I welcome a nurse who loves live theater and draws on “Death of a Salesman” in treating an old, ugly and decrepit man struggling with the onset of late life. The history graduate who can organize and analyze and otherwise make sense of the 1950 U.S. Census data and what those data tell us about how the Eastern Shore has changed in 70 years is someone I’d like to learn from.
Now, all of the foregoing sounds ridiculously naive. And I can attest to just how difficult it is to persuade the powers-that-be that we need not force high-school graduates to make zero-sum choices when it comes to what they will spend the next few years preparing for a lifetime. As president of a university in Georgia, I sought to create pathways similar to those of Germany that made it possible for students to choose one path, then change and pursue another, then, in quilt-making fashion, patch together education, training and experience into a meaningful and valuable life. I failed. As far as I can tell from a distance, Georgia continues to have two systems of postsecondary education: one for students seeking a university education, the other a technical education system.
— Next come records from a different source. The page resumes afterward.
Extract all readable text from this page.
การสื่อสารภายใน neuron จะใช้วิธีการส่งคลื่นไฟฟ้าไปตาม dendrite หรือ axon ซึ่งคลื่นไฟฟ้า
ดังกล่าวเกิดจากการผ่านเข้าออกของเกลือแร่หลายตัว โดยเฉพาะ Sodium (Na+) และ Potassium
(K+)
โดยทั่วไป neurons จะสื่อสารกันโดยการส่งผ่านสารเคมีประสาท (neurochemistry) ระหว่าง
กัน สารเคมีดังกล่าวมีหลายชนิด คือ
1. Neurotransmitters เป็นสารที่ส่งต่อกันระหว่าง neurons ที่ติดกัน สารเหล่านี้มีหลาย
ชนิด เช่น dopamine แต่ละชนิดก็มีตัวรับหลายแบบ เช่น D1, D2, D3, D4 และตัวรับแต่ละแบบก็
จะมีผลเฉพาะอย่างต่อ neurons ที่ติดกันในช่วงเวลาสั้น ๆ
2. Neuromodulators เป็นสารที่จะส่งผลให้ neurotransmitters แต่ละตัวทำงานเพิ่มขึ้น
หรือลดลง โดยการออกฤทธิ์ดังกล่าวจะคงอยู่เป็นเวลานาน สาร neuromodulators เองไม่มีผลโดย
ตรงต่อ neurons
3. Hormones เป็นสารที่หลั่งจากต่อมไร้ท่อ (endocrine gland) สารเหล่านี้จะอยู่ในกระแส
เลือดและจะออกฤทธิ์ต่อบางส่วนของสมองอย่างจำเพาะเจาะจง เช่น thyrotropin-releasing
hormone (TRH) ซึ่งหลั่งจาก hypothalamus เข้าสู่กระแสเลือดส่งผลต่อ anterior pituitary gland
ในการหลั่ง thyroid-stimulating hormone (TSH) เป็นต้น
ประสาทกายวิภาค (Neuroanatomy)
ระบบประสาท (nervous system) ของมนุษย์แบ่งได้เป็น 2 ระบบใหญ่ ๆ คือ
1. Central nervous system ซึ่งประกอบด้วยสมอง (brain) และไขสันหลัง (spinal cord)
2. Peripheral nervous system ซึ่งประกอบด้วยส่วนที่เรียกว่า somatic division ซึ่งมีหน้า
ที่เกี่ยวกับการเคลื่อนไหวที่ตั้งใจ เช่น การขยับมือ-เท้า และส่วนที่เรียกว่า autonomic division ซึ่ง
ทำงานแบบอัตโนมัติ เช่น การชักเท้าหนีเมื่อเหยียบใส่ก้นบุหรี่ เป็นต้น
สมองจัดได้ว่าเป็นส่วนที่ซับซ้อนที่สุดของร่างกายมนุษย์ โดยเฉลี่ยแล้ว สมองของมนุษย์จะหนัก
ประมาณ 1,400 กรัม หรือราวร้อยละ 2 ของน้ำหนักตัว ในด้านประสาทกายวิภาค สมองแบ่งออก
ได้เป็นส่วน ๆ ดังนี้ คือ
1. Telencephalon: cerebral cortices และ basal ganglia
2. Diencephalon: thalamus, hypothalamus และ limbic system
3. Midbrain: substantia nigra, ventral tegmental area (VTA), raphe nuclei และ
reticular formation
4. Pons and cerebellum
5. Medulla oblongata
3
Mr. Timberman: Thank you for resurrecting all the good reasons for why technical/vocational ought not be a bad choice for some students. But, maybe the better case is to be made for restructuring secondary and postsecondary education so that these choices are not zero-sum and students can develop skills, aptitudes, attitudes, and values that equip them for a job, yes; a career, sure. More importantly, maybe, just maybe, we’d prepare students for life.
Carol Voyles says
A German family relocated to Dayton, OH during the 1970s and then returned to Germany 2 years later for precisely this reason – apprenticeships and training available for their son in Germany.
A program for teaching plumbing in Baltimore was featured today on Sunday Morning. It is a 4 (or 5) year program, with income earned along the way.